John Daleske

John Daleske developed Empire, the first networked multiplayer arena shooter-style game in 1973 while a student at Iowa State University, Ames, Iowa. He also designed Dungeon and consulted on the design of Panzer, an interactive tank simulation. From 1976 to 1980 John worked for Control Data on their PLATO system as a courseware reviewer, developer on the courseware management system, and system programmer. He began the effort to add advanced language analysis capabilities to the system. John managed the consulting team that developed the MicroTutor executor in C allowing it to be ported to many platforms.

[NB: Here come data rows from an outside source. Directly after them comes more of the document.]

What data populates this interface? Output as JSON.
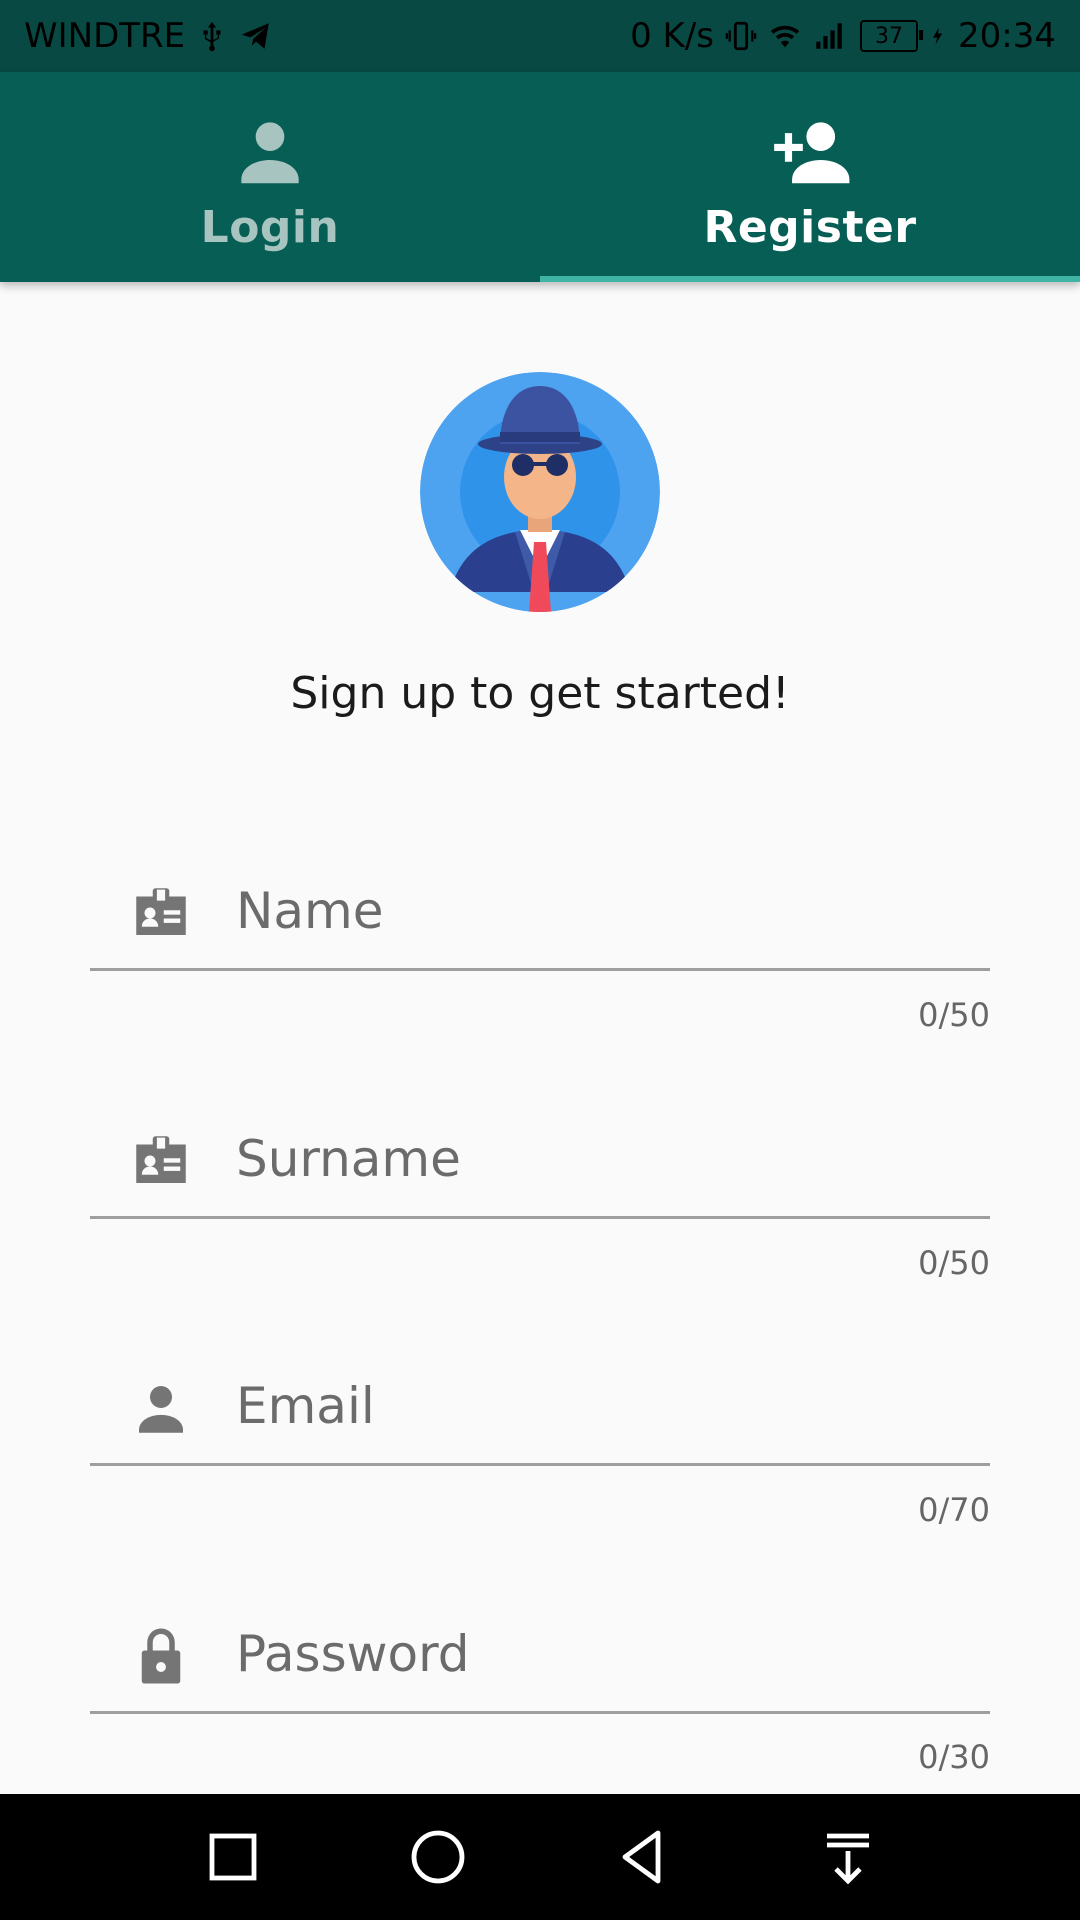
{
  "status_bar": {
    "carrier": "WINDTRE",
    "network_speed": "0 K/s",
    "battery_level": "37",
    "time": "20:34"
  },
  "tabs": [
    {
      "label": "Login",
      "icon": "person-icon",
      "active": false
    },
    {
      "label": "Register",
      "icon": "person-add-icon",
      "active": true
    }
  ],
  "header": {
    "tagline": "Sign up to get started!",
    "avatar_icon": "detective-avatar"
  },
  "form": {
    "fields": [
      {
        "placeholder": "Name",
        "value": "",
        "counter": "0/50",
        "icon": "badge-icon"
      },
      {
        "placeholder": "Surname",
        "value": "",
        "counter": "0/50",
        "icon": "badge-icon"
      },
      {
        "placeholder": "Email",
        "value": "",
        "counter": "0/70",
        "icon": "person-icon"
      },
      {
        "placeholder": "Password",
        "value": "",
        "counter": "0/30",
        "icon": "lock-icon"
      }
    ]
  },
  "nav_bar": {
    "buttons": [
      "recents-icon",
      "home-icon",
      "back-icon",
      "notification-pull-icon"
    ]
  },
  "colors": {
    "status_bar_bg": "#084a43",
    "app_bar_bg": "#075e54",
    "tab_indicator": "#3fb3a4",
    "inactive_tab_text": "#a7c4c0",
    "background": "#fafafa",
    "avatar_bg": "#4da3f0"
  }
}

John has a consultancy developing distributed Auto-ID and RFID applications on rugged mobile devices. Prior to that he worked on the strategic marketing team at Lucent Technologies, carrier marketing at Ascend Communications, and regional systems engineering manager in the carrier division for Stratus Computer; all these positions focused primarily in telecommunications. At Stratus, John led the design of a new highly fault-tolerant system for AT&T which was used as the platform for 800 number switching and local number portability. In the 1980s, John consulted at Bell Labs on the architecture team for the Network Management Operations System and as a system tester on the factory automation team. There, he designed the "Event Logger" with the design goal of being reusable, receiving the Laboratory 5947 1986 Software Reuse award. The Event Logger was integrated into the Tuxedo development environment.